Gastronauts has done a casting call for season 2 already, and I think the loss of PIBE had less to do with other shows taking its spot, and is more just on its own merits. It either wasn't successful enough on Dropout (where so much of the marketing is things like insta/yt shorts/etc.), or Zach and Jess are prioritizing other things, or some combination of both. I don't think anyone official has really said. (I'm not even sure we officially know there won't eventually be a season 3.)
I definitely miss PIBE personally. I thought season 1 was pretty decent even though it got pretty badly panned in general, and season 2 was incredible.
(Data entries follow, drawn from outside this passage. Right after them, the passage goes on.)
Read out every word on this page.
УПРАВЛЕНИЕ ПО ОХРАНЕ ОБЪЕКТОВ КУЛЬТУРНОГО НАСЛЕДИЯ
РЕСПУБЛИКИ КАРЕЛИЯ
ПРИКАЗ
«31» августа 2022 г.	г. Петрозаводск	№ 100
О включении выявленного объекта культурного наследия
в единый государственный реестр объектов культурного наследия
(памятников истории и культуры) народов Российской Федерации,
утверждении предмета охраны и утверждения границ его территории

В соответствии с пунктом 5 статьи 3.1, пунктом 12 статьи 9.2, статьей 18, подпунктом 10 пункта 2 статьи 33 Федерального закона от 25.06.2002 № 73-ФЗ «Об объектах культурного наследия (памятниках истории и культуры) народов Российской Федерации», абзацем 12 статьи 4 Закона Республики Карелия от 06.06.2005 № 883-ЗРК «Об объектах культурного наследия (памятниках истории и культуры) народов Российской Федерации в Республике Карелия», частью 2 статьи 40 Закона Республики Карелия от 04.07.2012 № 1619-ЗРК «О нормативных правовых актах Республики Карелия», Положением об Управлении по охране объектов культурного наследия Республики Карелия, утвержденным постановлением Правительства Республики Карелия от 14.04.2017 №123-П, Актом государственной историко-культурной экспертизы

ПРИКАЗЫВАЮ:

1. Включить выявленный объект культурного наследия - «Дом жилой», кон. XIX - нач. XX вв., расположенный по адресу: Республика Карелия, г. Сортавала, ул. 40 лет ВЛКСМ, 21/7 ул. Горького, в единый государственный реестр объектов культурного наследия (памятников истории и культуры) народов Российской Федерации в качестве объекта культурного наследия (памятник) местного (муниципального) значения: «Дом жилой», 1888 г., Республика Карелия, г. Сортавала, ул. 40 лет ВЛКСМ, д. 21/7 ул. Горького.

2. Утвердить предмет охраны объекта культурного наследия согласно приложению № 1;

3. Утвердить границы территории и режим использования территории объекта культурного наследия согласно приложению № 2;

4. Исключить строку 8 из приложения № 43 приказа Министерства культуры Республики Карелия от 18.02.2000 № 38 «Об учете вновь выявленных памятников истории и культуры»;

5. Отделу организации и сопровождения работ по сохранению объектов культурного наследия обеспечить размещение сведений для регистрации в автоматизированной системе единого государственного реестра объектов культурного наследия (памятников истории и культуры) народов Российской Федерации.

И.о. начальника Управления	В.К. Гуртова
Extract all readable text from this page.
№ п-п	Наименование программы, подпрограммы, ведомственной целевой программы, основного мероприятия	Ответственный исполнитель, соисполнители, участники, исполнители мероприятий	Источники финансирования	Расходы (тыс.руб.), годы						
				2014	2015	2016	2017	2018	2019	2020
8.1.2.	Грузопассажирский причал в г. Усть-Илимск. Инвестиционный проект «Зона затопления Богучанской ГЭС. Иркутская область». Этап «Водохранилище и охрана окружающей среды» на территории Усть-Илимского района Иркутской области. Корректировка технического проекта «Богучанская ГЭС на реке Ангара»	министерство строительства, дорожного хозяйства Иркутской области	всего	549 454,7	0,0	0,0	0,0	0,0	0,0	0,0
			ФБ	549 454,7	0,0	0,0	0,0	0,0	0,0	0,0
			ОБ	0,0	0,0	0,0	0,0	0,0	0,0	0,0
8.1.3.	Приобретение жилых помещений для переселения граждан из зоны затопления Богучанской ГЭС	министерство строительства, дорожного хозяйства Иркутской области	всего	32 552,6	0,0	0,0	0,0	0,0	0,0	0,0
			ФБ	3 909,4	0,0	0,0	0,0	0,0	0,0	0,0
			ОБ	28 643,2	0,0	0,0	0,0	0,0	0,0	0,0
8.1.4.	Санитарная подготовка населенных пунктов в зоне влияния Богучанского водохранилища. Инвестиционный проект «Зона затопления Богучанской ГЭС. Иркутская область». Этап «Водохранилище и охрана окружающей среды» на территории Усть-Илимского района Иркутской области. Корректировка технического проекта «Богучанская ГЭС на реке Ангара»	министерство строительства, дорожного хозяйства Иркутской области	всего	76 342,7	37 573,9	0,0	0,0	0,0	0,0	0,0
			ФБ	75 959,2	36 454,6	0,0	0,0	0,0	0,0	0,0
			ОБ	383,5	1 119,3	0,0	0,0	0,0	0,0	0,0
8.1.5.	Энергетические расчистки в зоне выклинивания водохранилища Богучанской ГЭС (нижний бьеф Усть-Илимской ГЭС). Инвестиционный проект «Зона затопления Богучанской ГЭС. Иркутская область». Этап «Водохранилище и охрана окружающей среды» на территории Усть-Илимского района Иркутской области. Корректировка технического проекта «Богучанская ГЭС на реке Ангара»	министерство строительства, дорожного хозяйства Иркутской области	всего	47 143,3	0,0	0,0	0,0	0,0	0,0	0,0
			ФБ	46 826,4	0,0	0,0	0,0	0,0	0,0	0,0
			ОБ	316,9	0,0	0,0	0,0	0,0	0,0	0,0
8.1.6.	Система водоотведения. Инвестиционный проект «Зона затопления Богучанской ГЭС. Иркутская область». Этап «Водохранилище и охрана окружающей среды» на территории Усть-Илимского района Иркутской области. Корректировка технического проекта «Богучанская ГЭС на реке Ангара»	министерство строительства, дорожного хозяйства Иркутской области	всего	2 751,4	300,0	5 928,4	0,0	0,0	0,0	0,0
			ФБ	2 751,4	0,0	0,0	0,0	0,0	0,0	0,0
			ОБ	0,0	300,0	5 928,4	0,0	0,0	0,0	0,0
For what it's worth Zach and Jess did a 300 episode podcast called "Off Book" which is similar vibes.
It depends
how they did it. If they did the entire roll twice (crowd all rolls, pick most common, crowd all rolls again, pick most common again) and picked the best result out of those two, it would not be different than rolling normally with advantage (since it would effectively just be a very fancy and complicated way of rolling a d20 twice and taking the better result). This is almost certainly what happened (if not for the below reasons, then because it would be much less complicated technically to perform than anything else).But suppose they just gave each individual person advantage, and then picked the most popular roll out of all those advantage'd rolls. (That is, if I rolled an 8 and a 15 on my phone, only the 15 would get compared with everyone else's advantaged roll.)
Out of 400 ordered pairs of 2d20 rolls, the number of combinations which occur for each roll are 2n-1. For example, to roll a 15 with advantage there are 2(15)-1 = 29 possible ways to do so: a 15 on the first die, and anything from 1-15 on the second, or a 15 on the second die and anything from 1-15 on the first for what seems like 30 combinations, but we've double counted the case where we rolled 15 on both tries, so we subtract one to get 29.
Notice that the sum of (2n-1) for n=1..20 (that is 1 + 3 + 5 + ... + 37 + 39) is exactly 400, the total number of combinations we expect.
So the probability of a nat 20 with advantage is 39/400. So what we're actually asking is when 20,000 people roll with advantage, what are the odds that any of the other numbers, like 19 which has a 37/400 chance each time, still somehow get rolled more often than a nat 20?
I do not know how to actually compute that - it's complicated beyond my skill - but the law of large numbers suggests that as the crowd gets bigger that number should get very, very small indeed, and in fact the probability of not rolling a nat 20 would converge to 0 as crowd size went to infinity.
I tried tossing together some python to experiment: out of 10,000 attempts using this method, and presuming a crowd of 20,000 who all rolled. Out of 10,000 trials, a nat 20 was rolled 9454 times, a 19 was rolled 545 times, and an 18 was rolled 1 time. It never rolled below 18 using this method in 10k attempts. So, I'm guessing that's not what they went with.